Since we know the eigenspaces for non-zero eigenvalues have the same dimension for PQ and QP, and dim[(ker(PQ)]=dim[ker(QP)], the equation is satisfied also for QP therefore it is diagonalizable.

(the assumption of equality of dimensions of null spaces is independent from the assumption that PQ is diagonalizable).

Now, in our special case, let's check if they have the same rank.

PQ=AB

QP=A^(1/2)BA^(1/2)

We can see that, since (AB)'=BA, rank(AB)=rank(BA).

Then, we know that: rank(BA)=rank(BA^(1/2)), since Ker(A^(1/2))=Ker(A), and Image(A)=Image(A^(1/2))

Now, we have to check if: rank(A^(1/2)BA^(1/2))=rank(BA^(1/2)).

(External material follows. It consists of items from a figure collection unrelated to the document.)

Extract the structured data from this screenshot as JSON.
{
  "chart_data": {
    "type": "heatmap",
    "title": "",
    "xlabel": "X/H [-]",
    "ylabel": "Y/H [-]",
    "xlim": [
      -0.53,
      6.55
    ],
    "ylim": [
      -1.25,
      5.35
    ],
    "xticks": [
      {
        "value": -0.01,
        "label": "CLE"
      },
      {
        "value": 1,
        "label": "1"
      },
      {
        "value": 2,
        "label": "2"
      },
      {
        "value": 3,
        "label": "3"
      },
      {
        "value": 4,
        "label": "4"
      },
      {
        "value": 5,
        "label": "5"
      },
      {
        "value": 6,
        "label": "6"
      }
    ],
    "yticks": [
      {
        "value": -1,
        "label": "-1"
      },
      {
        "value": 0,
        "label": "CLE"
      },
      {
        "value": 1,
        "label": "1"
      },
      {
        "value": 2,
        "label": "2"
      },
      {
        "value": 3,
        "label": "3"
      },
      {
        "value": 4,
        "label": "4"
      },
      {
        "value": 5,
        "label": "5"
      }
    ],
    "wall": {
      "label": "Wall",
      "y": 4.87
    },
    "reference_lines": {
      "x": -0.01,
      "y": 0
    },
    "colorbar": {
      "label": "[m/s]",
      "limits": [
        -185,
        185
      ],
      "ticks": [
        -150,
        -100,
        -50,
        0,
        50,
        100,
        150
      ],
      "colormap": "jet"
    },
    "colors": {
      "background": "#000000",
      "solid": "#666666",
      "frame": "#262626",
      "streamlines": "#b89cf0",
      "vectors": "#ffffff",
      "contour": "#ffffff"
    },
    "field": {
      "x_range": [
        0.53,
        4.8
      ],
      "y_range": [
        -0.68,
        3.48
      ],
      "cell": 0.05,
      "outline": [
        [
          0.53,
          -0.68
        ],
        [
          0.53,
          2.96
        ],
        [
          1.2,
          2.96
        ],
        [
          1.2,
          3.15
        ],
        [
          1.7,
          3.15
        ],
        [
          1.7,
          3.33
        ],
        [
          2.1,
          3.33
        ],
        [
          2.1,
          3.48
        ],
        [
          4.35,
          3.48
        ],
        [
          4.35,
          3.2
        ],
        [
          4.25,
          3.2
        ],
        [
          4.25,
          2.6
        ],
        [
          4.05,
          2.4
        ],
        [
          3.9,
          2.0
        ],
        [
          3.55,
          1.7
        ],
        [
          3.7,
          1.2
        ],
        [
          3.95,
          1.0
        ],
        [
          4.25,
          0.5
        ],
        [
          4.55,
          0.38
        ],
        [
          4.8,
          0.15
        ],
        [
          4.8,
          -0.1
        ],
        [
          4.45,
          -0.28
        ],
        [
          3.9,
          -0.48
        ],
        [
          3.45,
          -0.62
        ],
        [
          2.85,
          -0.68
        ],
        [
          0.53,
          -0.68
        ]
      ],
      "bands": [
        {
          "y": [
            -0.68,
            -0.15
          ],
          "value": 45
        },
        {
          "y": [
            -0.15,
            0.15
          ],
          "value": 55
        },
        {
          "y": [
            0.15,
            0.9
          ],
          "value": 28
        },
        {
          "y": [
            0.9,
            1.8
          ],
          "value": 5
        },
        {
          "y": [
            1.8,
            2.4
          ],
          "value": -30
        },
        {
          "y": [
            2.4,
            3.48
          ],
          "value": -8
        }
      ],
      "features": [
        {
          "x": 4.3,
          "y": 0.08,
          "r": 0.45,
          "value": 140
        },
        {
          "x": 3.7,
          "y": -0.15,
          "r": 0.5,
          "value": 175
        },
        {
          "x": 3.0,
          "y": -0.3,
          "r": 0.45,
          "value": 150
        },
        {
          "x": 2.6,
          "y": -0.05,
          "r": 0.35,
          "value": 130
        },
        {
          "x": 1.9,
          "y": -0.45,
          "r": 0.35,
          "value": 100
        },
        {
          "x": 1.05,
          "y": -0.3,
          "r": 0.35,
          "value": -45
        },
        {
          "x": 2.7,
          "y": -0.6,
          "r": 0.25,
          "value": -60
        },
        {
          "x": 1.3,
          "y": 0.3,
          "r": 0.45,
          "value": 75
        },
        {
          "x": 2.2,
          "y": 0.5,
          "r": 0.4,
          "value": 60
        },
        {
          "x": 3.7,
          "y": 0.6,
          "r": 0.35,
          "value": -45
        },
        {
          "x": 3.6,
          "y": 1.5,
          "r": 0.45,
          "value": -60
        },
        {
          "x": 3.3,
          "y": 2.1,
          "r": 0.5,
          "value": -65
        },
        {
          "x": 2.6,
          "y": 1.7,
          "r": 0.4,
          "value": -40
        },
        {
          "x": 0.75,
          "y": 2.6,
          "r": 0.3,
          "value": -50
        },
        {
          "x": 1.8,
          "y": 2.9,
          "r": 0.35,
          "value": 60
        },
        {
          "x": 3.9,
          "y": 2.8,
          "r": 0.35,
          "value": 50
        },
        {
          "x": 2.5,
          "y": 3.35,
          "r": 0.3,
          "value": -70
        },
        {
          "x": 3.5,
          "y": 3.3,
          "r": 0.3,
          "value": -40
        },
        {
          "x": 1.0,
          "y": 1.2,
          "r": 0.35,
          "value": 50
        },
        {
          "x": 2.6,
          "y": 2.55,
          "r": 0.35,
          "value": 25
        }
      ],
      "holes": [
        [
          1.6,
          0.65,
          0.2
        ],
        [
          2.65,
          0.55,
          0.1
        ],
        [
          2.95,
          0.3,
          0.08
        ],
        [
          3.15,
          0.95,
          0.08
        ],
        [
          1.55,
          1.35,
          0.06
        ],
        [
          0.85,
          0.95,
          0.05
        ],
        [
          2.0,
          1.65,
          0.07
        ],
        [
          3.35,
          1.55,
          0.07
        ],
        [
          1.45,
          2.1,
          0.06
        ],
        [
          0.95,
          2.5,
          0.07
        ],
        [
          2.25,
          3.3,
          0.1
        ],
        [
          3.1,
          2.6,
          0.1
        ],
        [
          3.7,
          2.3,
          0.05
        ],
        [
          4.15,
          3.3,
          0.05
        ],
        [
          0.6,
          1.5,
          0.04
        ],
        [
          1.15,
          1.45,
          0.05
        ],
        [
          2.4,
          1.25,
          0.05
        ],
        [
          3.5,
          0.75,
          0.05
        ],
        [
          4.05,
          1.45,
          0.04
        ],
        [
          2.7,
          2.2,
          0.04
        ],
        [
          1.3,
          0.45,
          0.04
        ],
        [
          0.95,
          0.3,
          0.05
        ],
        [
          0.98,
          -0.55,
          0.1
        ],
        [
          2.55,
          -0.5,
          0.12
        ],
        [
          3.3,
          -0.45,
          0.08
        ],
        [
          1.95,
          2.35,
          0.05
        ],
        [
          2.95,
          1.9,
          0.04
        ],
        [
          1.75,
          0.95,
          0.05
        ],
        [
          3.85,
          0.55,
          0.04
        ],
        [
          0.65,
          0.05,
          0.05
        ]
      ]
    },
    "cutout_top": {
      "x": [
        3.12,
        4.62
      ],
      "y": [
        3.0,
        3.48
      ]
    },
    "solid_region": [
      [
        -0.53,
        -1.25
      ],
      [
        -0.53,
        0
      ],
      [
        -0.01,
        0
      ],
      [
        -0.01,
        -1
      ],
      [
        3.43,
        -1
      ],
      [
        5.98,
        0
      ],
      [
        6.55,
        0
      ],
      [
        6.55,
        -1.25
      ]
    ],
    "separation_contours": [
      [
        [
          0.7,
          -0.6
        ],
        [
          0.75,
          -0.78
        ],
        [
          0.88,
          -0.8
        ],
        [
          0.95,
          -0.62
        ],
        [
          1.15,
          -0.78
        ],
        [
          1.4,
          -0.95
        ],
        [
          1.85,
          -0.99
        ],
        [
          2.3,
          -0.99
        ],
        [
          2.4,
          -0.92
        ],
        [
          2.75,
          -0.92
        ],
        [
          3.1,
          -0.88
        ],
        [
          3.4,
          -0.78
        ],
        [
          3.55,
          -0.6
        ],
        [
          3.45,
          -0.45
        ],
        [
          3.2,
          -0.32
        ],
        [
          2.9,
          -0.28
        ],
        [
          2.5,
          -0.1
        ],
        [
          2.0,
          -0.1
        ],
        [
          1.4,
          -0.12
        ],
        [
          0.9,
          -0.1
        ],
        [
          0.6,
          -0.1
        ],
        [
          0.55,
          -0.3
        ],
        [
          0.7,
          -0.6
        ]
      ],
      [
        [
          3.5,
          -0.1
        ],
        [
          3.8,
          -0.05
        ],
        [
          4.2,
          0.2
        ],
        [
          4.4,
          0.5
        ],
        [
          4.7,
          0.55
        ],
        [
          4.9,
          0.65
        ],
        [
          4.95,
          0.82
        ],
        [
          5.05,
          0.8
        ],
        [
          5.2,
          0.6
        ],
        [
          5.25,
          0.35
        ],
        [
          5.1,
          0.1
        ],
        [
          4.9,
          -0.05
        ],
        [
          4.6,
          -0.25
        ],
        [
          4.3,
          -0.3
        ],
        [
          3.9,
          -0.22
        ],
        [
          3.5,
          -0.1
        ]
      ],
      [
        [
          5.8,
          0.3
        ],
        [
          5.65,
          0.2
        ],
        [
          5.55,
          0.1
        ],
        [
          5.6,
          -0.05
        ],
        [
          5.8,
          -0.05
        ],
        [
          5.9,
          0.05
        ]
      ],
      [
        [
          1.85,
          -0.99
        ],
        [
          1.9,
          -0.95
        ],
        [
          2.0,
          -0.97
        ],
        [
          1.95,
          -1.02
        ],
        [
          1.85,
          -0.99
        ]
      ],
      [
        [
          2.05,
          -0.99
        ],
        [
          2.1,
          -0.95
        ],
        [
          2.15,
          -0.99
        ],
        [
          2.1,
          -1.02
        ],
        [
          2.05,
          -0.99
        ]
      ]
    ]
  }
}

Suppose BA^(1/2)v=w, where w is non zero, but, A^(1/2)BA^(1/2)v=0

Remembering that A and B are positive semidefinite, would happen if and only if BA^(1/2)v=0, which is against the assumption. Therefore rank(A^(1/2)BA^(1/2))=rank(BA^(1/2))=...=rank(AB).

I hope I finally got it right! Thank you for all your assistance and patience

9. Yes, that looks good to me. The crucial point is that Ker(A^(1/2))=Ker(A) for a positive semidefinite matrix A.